Less than 20 per cent — 17.8 — ask, and the vast majority — 70 per cent — don’t. Another 12.2 per cent of respondents indicated they were thinking about it.
But in the followup question, 71.4 per cent said firms are happy to provide a diverse roster if asked.
“We’re not asking the right questions sometimes, that’s what that tells me,” Slonosky says.
“Pfizer as a whole is alive to the issue,” Cullen says, adding that companies have leverage with their firms and that’s how things change — when customers, clients and users of services demand it.
“If I were to categorize, we’re further along on the spectrum than most I think. Are we at the point where it’s where I’d like it to be? No, but it’s definitely a discussion item. I’m a firm believer that in-house legal counsel and GCs in particular need to be at the forefront of this issue — it’s a professional obligation.”

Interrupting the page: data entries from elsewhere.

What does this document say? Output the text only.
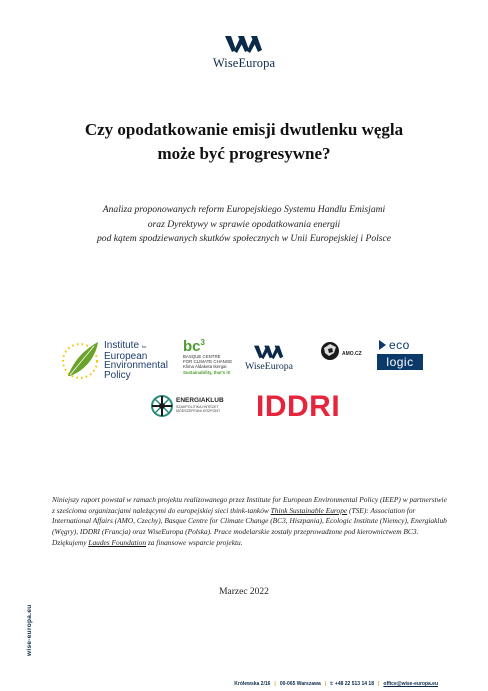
WiseEuropa
Czy opodatkowanie emisji dwutlenku węgla
może być progresywne?
Analiza proponowanych reform Europejskiego Systemu Handlu Emisjami
oraz Dyrektywy w sprawie opodatkowania energii
pod kątem spodziewanych skutków społecznych w Unii Europejskiej i Polsce
Institute for
European
Environmental
Policy
$bc^3$
BASQUE CENTRE
FOR CLIMATE CHANGE
Klima Aldaketa Ikergai
Sustainability, that's it!
WiseEuropa
AMO.CZ
eco
logic
ENERGIAKLUB
SZAKPOLITIKAI INTÉZET
MÓDSZERTANI KÖZPONT	IDDRI
Niniejszy raport powstał w ramach projektu realizowanego przez Institute for European Environmental Policy (IEEP) w partnerstwie z sześcioma organizacjami należącymi do europejskiej sieci think-tanków Think Sustainable Europe (TSE): Association for International Affairs (AMO, Czechy), Basque Centre for Climate Change (BC3, Hiszpania), Ecologic Institute (Niemcy), Energiaklub (Węgry), IDDRI (Francja) oraz WiseEuropa (Polska). Prace modelarskie zostały przeprowadzone pod kierownictwem BC3. Dziękujemy Laudes Foundation za finansowe wsparcie projektu.
Marzec 2022
wise-europa.eu
Królewska 2/16 | 00-065 Warszawa | t: +48 22 513 14 18 | office@wise-europa.eu
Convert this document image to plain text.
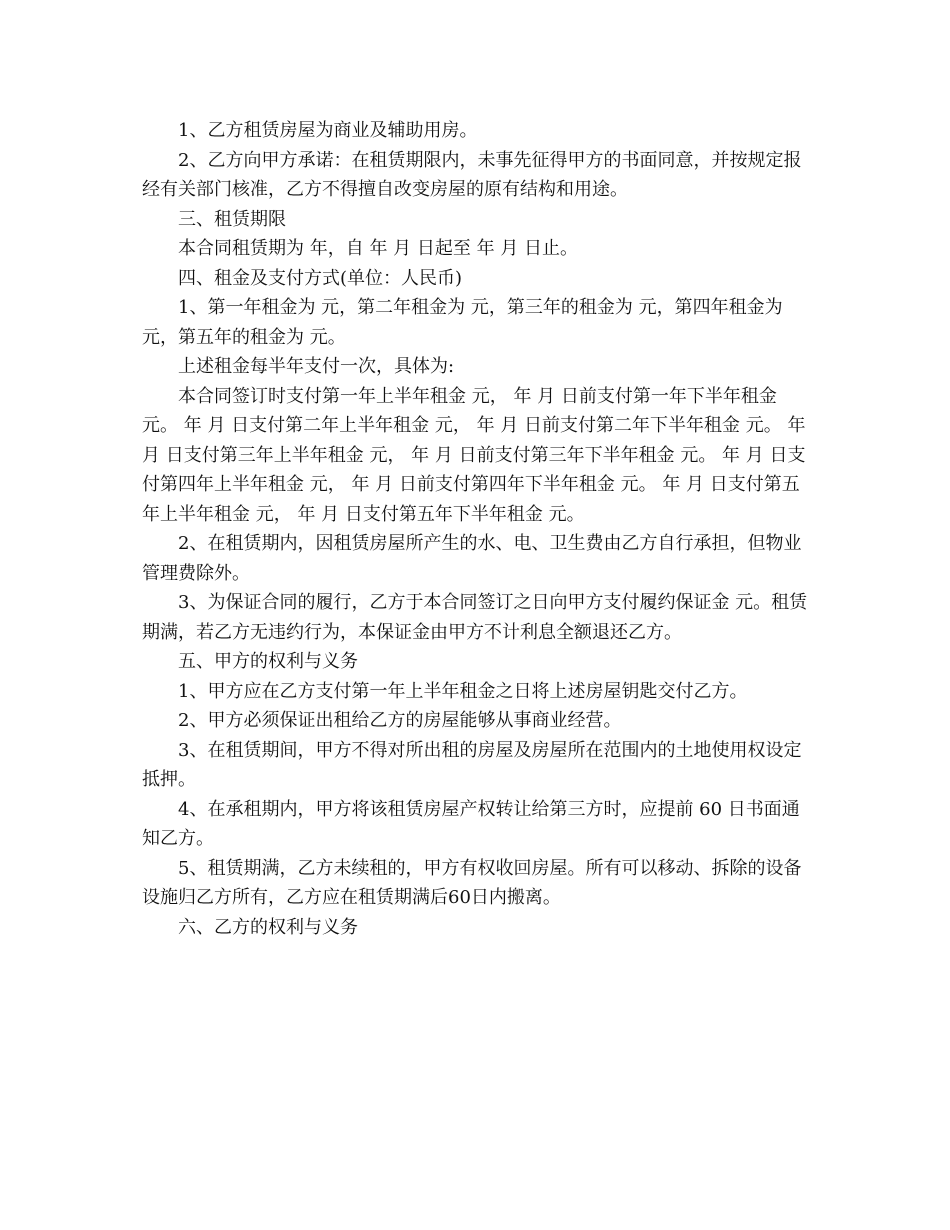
1、乙方租赁房屋为商业及辅助用房。

2、乙方向甲方承诺：在租赁期限内，未事先征得甲方的书面同意，并按规定报经有关部门核准，乙方不得擅自改变房屋的原有结构和用途。

三、租赁期限

本合同租赁期为 年，自 年 月 日起至 年 月 日止。

四、租金及支付方式(单位：人民币)

1、第一年租金为 元，第二年租金为 元，第三年的租金为 元，第四年租金为 元，第五年的租金为 元。

上述租金每半年支付一次，具体为:

本合同签订时支付第一年上半年租金 元， 年 月 日前支付第一年下半年租金 元。 年 月 日支付第二年上半年租金 元， 年 月 日前支付第二年下半年租金 元。 年 月 日支付第三年上半年租金 元， 年 月 日前支付第三年下半年租金 元。 年 月 日支付第四年上半年租金 元， 年 月 日前支付第四年下半年租金 元。 年 月 日支付第五年上半年租金 元， 年 月 日支付第五年下半年租金 元。

2、在租赁期内，因租赁房屋所产生的水、电、卫生费由乙方自行承担，但物业管理费除外。

3、为保证合同的履行，乙方于本合同签订之日向甲方支付履约保证金 元。租赁期满，若乙方无违约行为，本保证金由甲方不计利息全额退还乙方。

五、甲方的权利与义务

1、甲方应在乙方支付第一年上半年租金之日将上述房屋钥匙交付乙方。

2、甲方必须保证出租给乙方的房屋能够从事商业经营。

3、在租赁期间，甲方不得对所出租的房屋及房屋所在范围内的土地使用权设定抵押。

4、在承租期内，甲方将该租赁房屋产权转让给第三方时，应提前 60 日书面通知乙方。

5、租赁期满，乙方未续租的，甲方有权收回房屋。所有可以移动、拆除的设备设施归乙方所有，乙方应在租赁期满后60日内搬离。

六、乙方的权利与义务
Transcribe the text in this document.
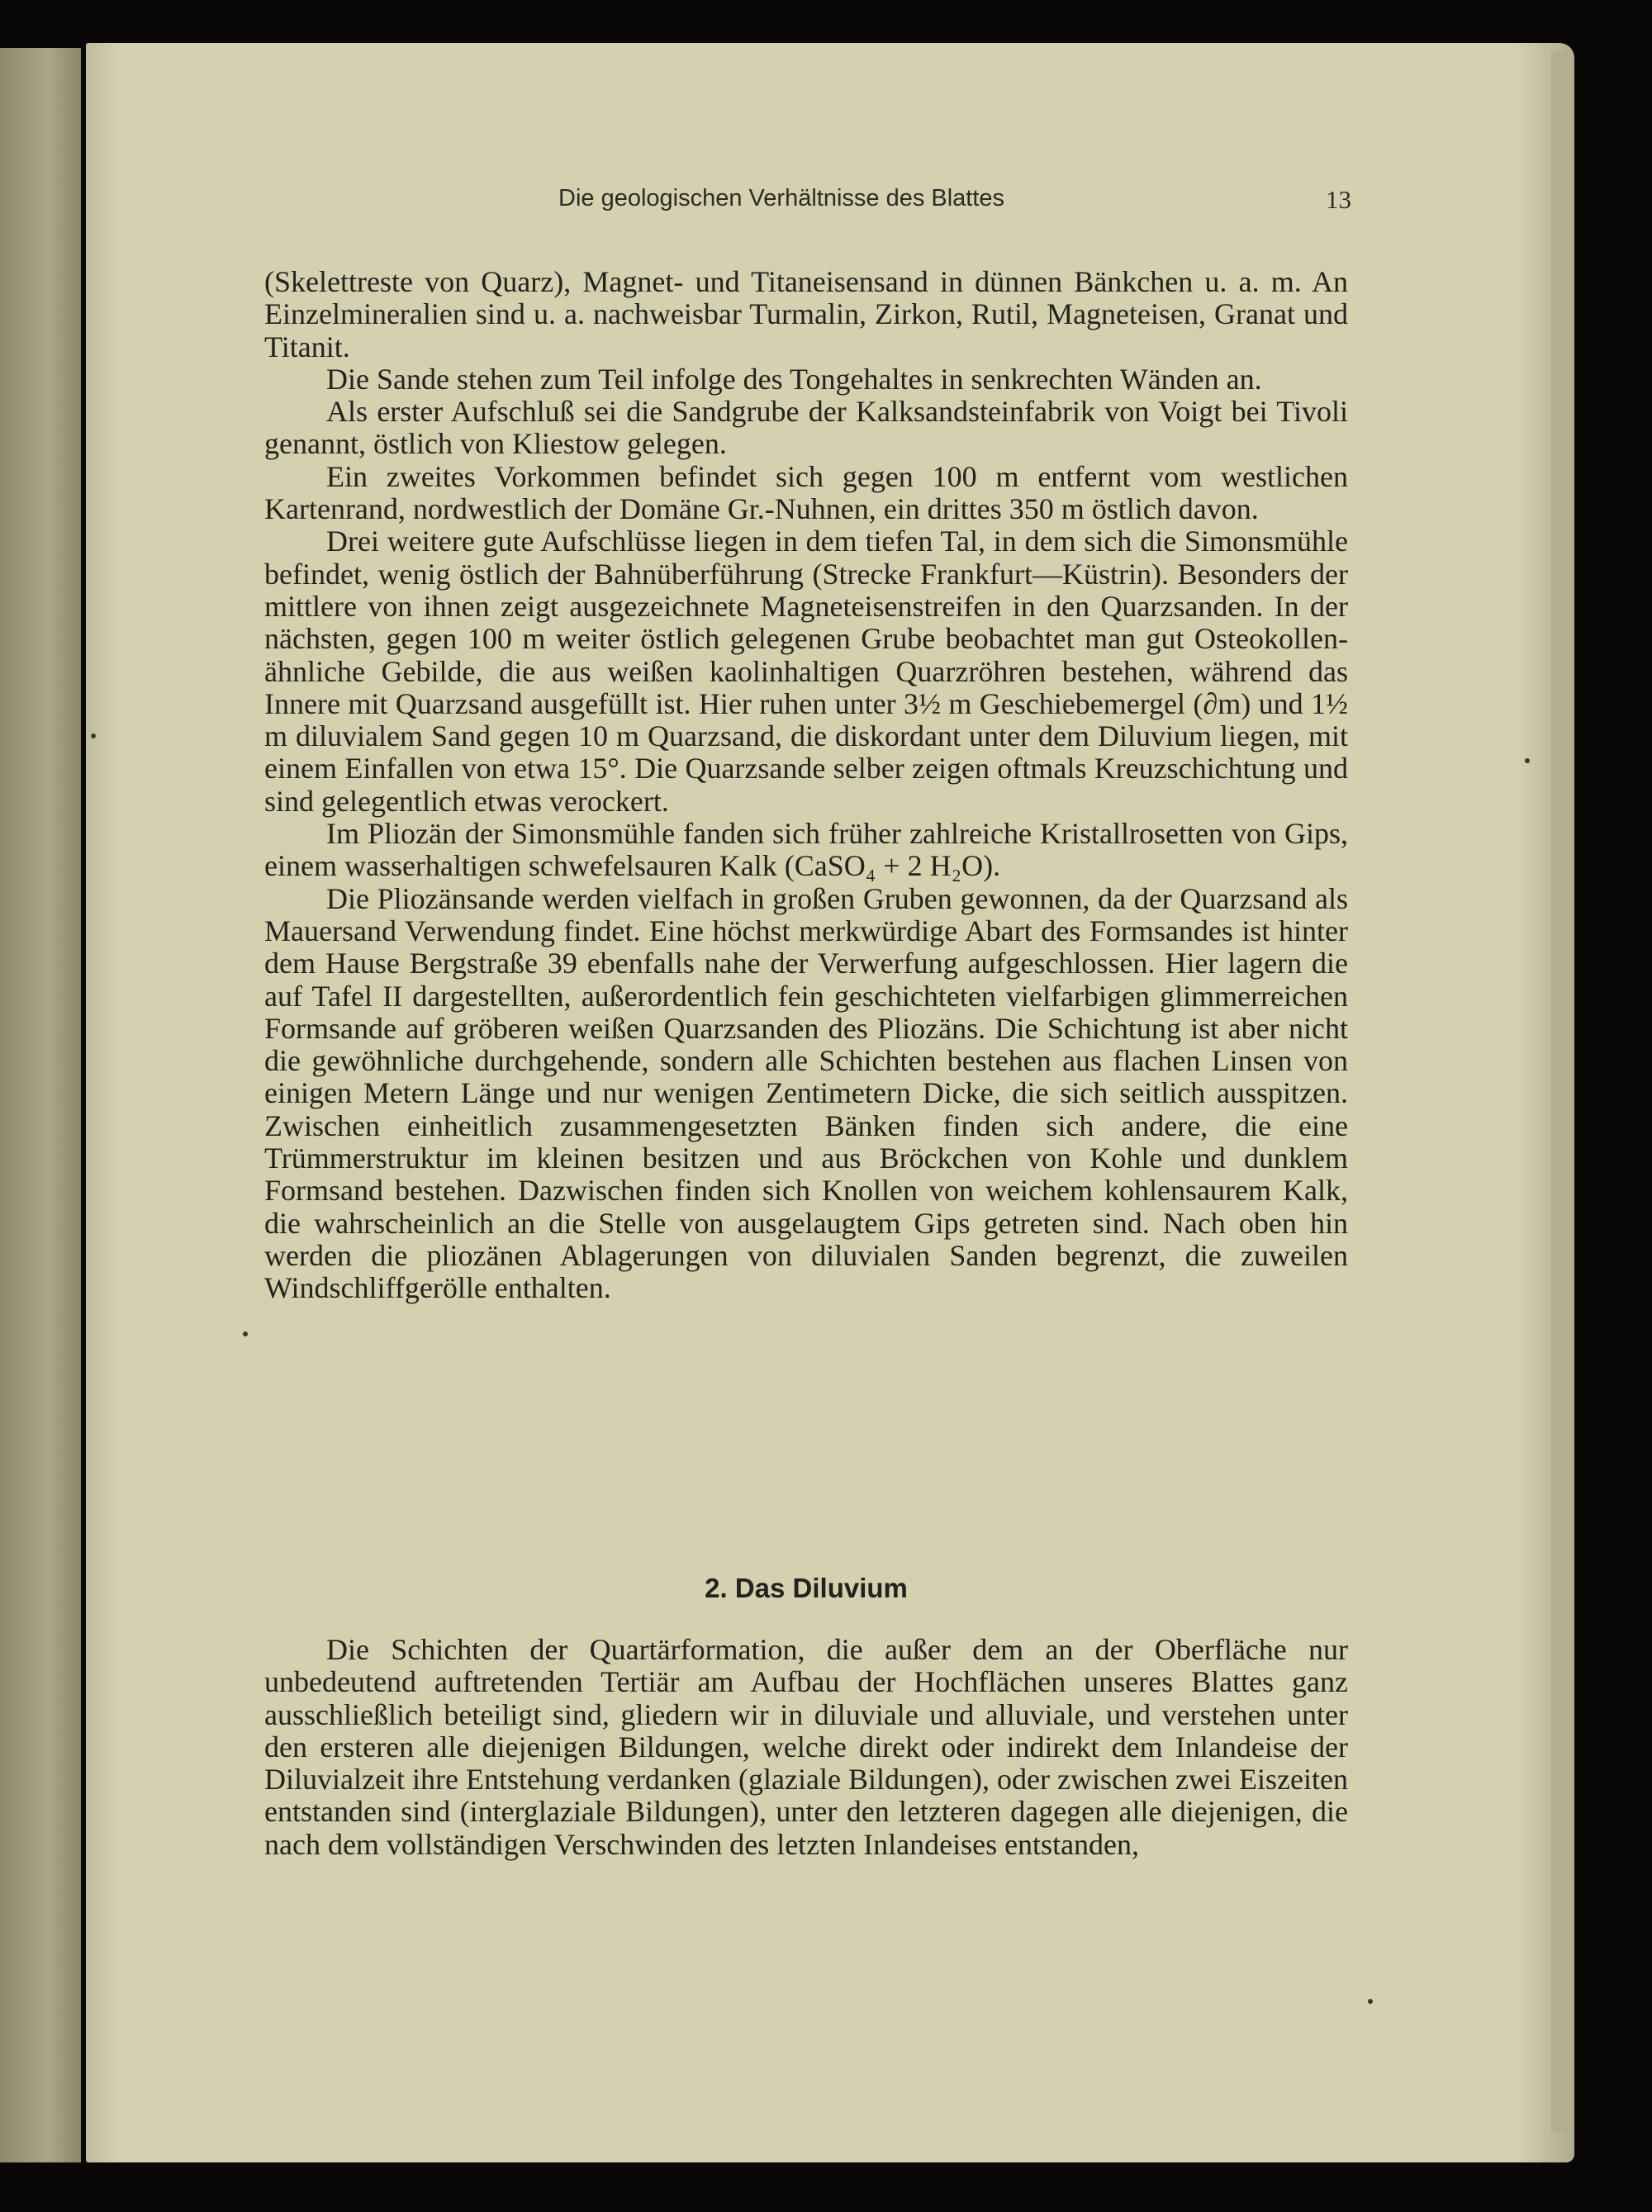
Die geologischen Verhältnisse des Blattes	13

(Skelettreste von Quarz), Magnet- und Titaneisensand in dünnen Bänkchen u. a. m. An Einzelmineralien sind u. a. nachweisbar Turmalin, Zirkon, Rutil, Magneteisen, Granat und Titanit.

Die Sande stehen zum Teil infolge des Tongehaltes in senkrechten Wänden an.

Als erster Aufschluß sei die Sandgrube der Kalksandsteinfabrik von Voigt bei Tivoli genannt, östlich von Kliestow gelegen.

Ein zweites Vorkommen befindet sich gegen 100 m entfernt vom westlichen Kartenrand, nordwestlich der Domäne Gr.-Nuhnen, ein drittes 350 m östlich davon.

Drei weitere gute Aufschlüsse liegen in dem tiefen Tal, in dem sich die Simonsmühle befindet, wenig östlich der Bahnüberführung (Strecke Frankfurt—Küstrin). Besonders der mittlere von ihnen zeigt ausgezeichnete Magneteisenstreifen in den Quarzsanden. In der nächsten, gegen 100 m weiter östlich gelegenen Grube beobachtet man gut Osteokollen-ähnliche Gebilde, die aus weißen kaolinhaltigen Quarzröhren bestehen, während das Innere mit Quarzsand ausgefüllt ist. Hier ruhen unter 3½ m Geschiebemergel (∂m) und 1½ m diluvialem Sand gegen 10 m Quarzsand, die diskordant unter dem Diluvium liegen, mit einem Einfallen von etwa 15°. Die Quarzsande selber zeigen oftmals Kreuzschichtung und sind gelegentlich etwas verockert.

Im Pliozän der Simonsmühle fanden sich früher zahlreiche Kristallrosetten von Gips, einem wasserhaltigen schwefelsauren Kalk (CaSO₄ + 2 H₂O).

Die Pliozänsande werden vielfach in großen Gruben gewonnen, da der Quarzsand als Mauersand Verwendung findet. Eine höchst merkwürdige Abart des Formsandes ist hinter dem Hause Bergstraße 39 ebenfalls nahe der Verwerfung aufgeschlossen. Hier lagern die auf Tafel II dargestellten, außerordentlich fein geschichteten vielfarbigen glimmerreichen Formsande auf gröberen weißen Quarzsanden des Pliozäns. Die Schichtung ist aber nicht die gewöhnliche durchgehende, sondern alle Schichten bestehen aus flachen Linsen von einigen Metern Länge und nur wenigen Zentimetern Dicke, die sich seitlich ausspitzen. Zwischen einheitlich zusammengesetzten Bänken finden sich andere, die eine Trümmerstruktur im kleinen besitzen und aus Bröckchen von Kohle und dunklem Formsand bestehen. Dazwischen finden sich Knollen von weichem kohlensaurem Kalk, die wahrscheinlich an die Stelle von ausgelaugtem Gips getreten sind. Nach oben hin werden die pliozänen Ablagerungen von diluvialen Sanden begrenzt, die zuweilen Windschliffgerölle enthalten.

2. Das Diluvium

Die Schichten der Quartärformation, die außer dem an der Oberfläche nur unbedeutend auftretenden Tertiär am Aufbau der Hochflächen unseres Blattes ganz ausschließlich beteiligt sind, gliedern wir in diluviale und alluviale, und verstehen unter den ersteren alle diejenigen Bildungen, welche direkt oder indirekt dem Inlandeise der Diluvialzeit ihre Entstehung verdanken (glaziale Bildungen), oder zwischen zwei Eiszeiten entstanden sind (interglaziale Bildungen), unter den letzteren dagegen alle diejenigen, die nach dem vollständigen Verschwinden des letzten Inlandeises entstanden,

More than 80 per cent — 84.4, compared to 87.8 per cent last year — of respondents reported firms don’t request feedback. Cullen says that’s a missed opportunity, and in-house counsel could say proactively, I’m willing to invest my time. Last year, Cullen offered to meet with a firm and they flew out from Calgary.
“That spoke volumes,” he says, adding he’ll also go to their primary firm and educate young associates about the business and its challenges “so five years from now they can serve us better.”
“That’s a competitive advantage that is difficult to replicate. We’re creating a system that will better serve us. If competitors aren’t doing that, then I win.”
Denis says his company also has very “deep-dive reviews” twice a year with the firms that get most of its volume.
“It’s extremely helpful,” Denis says. “There’s a lot they can bring us as well — the dialogue goes both ways.”